After a 4-8 season, Colorado has a mess of a passing game, a defense with myriad holes, and a head coach fighting for his job after just two years. With a less-than-forgiving schedule that includes road dates at Air Force, Minnesota, Arizona, Oregon State, USC, and Washington, plus home matchups with TCU, UCLA, Oregon, and Utah, things aren’t looking promising for Dorrell.

Arizona — Stunted progress?

Of all the teams that “won” the offseason, Arizona ranks pretty high. Head coach Jedd Fisch may still be a question mark on the field but he is most certainly winning on the recruiting trail, and maybe more importantly, he’s winning over Tucson.

There hasn’t been an Arizona coach this engaged with the community since Dick Tomey. Maybe since Lute Olsen. Kevin Sumlin was the opposite of a figurehead. Rich Rodriguez couldn’t get past his disdain for other human beings. Sean Miller was corrosive with the media. Mike Stoops was a bore.

Fisch is truly killing it in the community, and that matters to Arizona fans.

And so do wins. The Wildcats can absolutely not afford to stub their toe on the field this year. Another one-win season would start the clock on Fisch, and no one with the program wants to see that. Four, even three wins provide something he can sell after the crushing disappointment of the last two seasons. Anything less, and all that charm goes out the window.

Stanford — Can the Trees regain their toughness?

The first cracks showed in 2018. Bryce Love, coming off a Heisman Trophy runner-up finish, was hobbled throughout his senior campaign behind a Stanford offensive line that was vastly inferior to previous versions. In one year, the Stanford rushing attack fell from 202.6 yards per game to 107.9. Love fell from more than 2,100 yards to 739, almost one-third.

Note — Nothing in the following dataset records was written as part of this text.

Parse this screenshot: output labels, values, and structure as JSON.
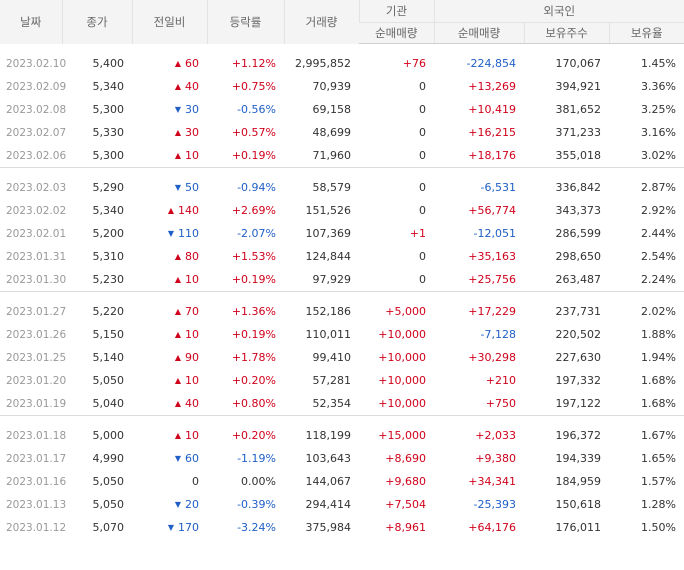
{
  "header": {
    "date": "날짜",
    "close": "종가",
    "change": "전일비",
    "rate": "등락률",
    "volume": "거래량",
    "institution": "기관",
    "foreign": "외국인",
    "inst_net": "순매매량",
    "foreign_net": "순매매량",
    "foreign_holdings": "보유주수",
    "foreign_ratio": "보유율"
  },
  "arrows": {
    "up": "▲",
    "down": "▼"
  },
  "colors": {
    "up": "#d0021b",
    "down": "#1f5fc6"
  },
  "groups": [
    {
      "rows": [
        {
          "date": "2023.02.10",
          "close": "5,400",
          "dir": "up",
          "diff": "60",
          "rate": "+1.12%",
          "volume": "2,995,852",
          "inst": "+76",
          "foreign": "-224,854",
          "holdings": "170,067",
          "ratio": "1.45%"
        },
        {
          "date": "2023.02.09",
          "close": "5,340",
          "dir": "up",
          "diff": "40",
          "rate": "+0.75%",
          "volume": "70,939",
          "inst": "0",
          "foreign": "+13,269",
          "holdings": "394,921",
          "ratio": "3.36%"
        },
        {
          "date": "2023.02.08",
          "close": "5,300",
          "dir": "down",
          "diff": "30",
          "rate": "-0.56%",
          "volume": "69,158",
          "inst": "0",
          "foreign": "+10,419",
          "holdings": "381,652",
          "ratio": "3.25%"
        },
        {
          "date": "2023.02.07",
          "close": "5,330",
          "dir": "up",
          "diff": "30",
          "rate": "+0.57%",
          "volume": "48,699",
          "inst": "0",
          "foreign": "+16,215",
          "holdings": "371,233",
          "ratio": "3.16%"
        },
        {
          "date": "2023.02.06",
          "close": "5,300",
          "dir": "up",
          "diff": "10",
          "rate": "+0.19%",
          "volume": "71,960",
          "inst": "0",
          "foreign": "+18,176",
          "holdings": "355,018",
          "ratio": "3.02%"
        }
      ]
    },
    {
      "rows": [
        {
          "date": "2023.02.03",
          "close": "5,290",
          "dir": "down",
          "diff": "50",
          "rate": "-0.94%",
          "volume": "58,579",
          "inst": "0",
          "foreign": "-6,531",
          "holdings": "336,842",
          "ratio": "2.87%"
        },
        {
          "date": "2023.02.02",
          "close": "5,340",
          "dir": "up",
          "diff": "140",
          "rate": "+2.69%",
          "volume": "151,526",
          "inst": "0",
          "foreign": "+56,774",
          "holdings": "343,373",
          "ratio": "2.92%"
        },
        {
          "date": "2023.02.01",
          "close": "5,200",
          "dir": "down",
          "diff": "110",
          "rate": "-2.07%",
          "volume": "107,369",
          "inst": "+1",
          "foreign": "-12,051",
          "holdings": "286,599",
          "ratio": "2.44%"
        },
        {
          "date": "2023.01.31",
          "close": "5,310",
          "dir": "up",
          "diff": "80",
          "rate": "+1.53%",
          "volume": "124,844",
          "inst": "0",
          "foreign": "+35,163",
          "holdings": "298,650",
          "ratio": "2.54%"
        },
        {
          "date": "2023.01.30",
          "close": "5,230",
          "dir": "up",
          "diff": "10",
          "rate": "+0.19%",
          "volume": "97,929",
          "inst": "0",
          "foreign": "+25,756",
          "holdings": "263,487",
          "ratio": "2.24%"
        }
      ]
    },
    {
      "rows": [
        {
          "date": "2023.01.27",
          "close": "5,220",
          "dir": "up",
          "diff": "70",
          "rate": "+1.36%",
          "volume": "152,186",
          "inst": "+5,000",
          "foreign": "+17,229",
          "holdings": "237,731",
          "ratio": "2.02%"
        },
        {
          "date": "2023.01.26",
          "close": "5,150",
          "dir": "up",
          "diff": "10",
          "rate": "+0.19%",
          "volume": "110,011",
          "inst": "+10,000",
          "foreign": "-7,128",
          "holdings": "220,502",
          "ratio": "1.88%"
        },
        {
          "date": "2023.01.25",
          "close": "5,140",
          "dir": "up",
          "diff": "90",
          "rate": "+1.78%",
          "volume": "99,410",
          "inst": "+10,000",
          "foreign": "+30,298",
          "holdings": "227,630",
          "ratio": "1.94%"
        },
        {
          "date": "2023.01.20",
          "close": "5,050",
          "dir": "up",
          "diff": "10",
          "rate": "+0.20%",
          "volume": "57,281",
          "inst": "+10,000",
          "foreign": "+210",
          "holdings": "197,332",
          "ratio": "1.68%"
        },
        {
          "date": "2023.01.19",
          "close": "5,040",
          "dir": "up",
          "diff": "40",
          "rate": "+0.80%",
          "volume": "52,354",
          "inst": "+10,000",
          "foreign": "+750",
          "holdings": "197,122",
          "ratio": "1.68%"
        }
      ]
    },
    {
      "rows": [
        {
          "date": "2023.01.18",
          "close": "5,000",
          "dir": "up",
          "diff": "10",
          "rate": "+0.20%",
          "volume": "118,199",
          "inst": "+15,000",
          "foreign": "+2,033",
          "holdings": "196,372",
          "ratio": "1.67%"
        },
        {
          "date": "2023.01.17",
          "close": "4,990",
          "dir": "down",
          "diff": "60",
          "rate": "-1.19%",
          "volume": "103,643",
          "inst": "+8,690",
          "foreign": "+9,380",
          "holdings": "194,339",
          "ratio": "1.65%"
        },
        {
          "date": "2023.01.16",
          "close": "5,050",
          "dir": "none",
          "diff": "0",
          "rate": "0.00%",
          "volume": "144,067",
          "inst": "+9,680",
          "foreign": "+34,341",
          "holdings": "184,959",
          "ratio": "1.57%"
        },
        {
          "date": "2023.01.13",
          "close": "5,050",
          "dir": "down",
          "diff": "20",
          "rate": "-0.39%",
          "volume": "294,414",
          "inst": "+7,504",
          "foreign": "-25,393",
          "holdings": "150,618",
          "ratio": "1.28%"
        },
        {
          "date": "2023.01.12",
          "close": "5,070",
          "dir": "down",
          "diff": "170",
          "rate": "-3.24%",
          "volume": "375,984",
          "inst": "+8,961",
          "foreign": "+64,176",
          "holdings": "176,011",
          "ratio": "1.50%"
        }
      ]
    }
  ]
}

Somehow in 2019, the Cardinal were worst, gaining just 105.7 yards per game on the ground. After a marginal improvement in 2020 back up to 133.2 rushing yards per game, Stanford collapsed in 2021, averaging 87.3. Opponents averaged 237.6 on the Cardinal, a margin of minus-150.3 per game.

It’s almost inconceivable. The Cardinal used to be defined by their strong running game under David Shaw. And now this?

Unless Stanford can right the ship on both sides of the line, Shaw’s résumé might need polishing.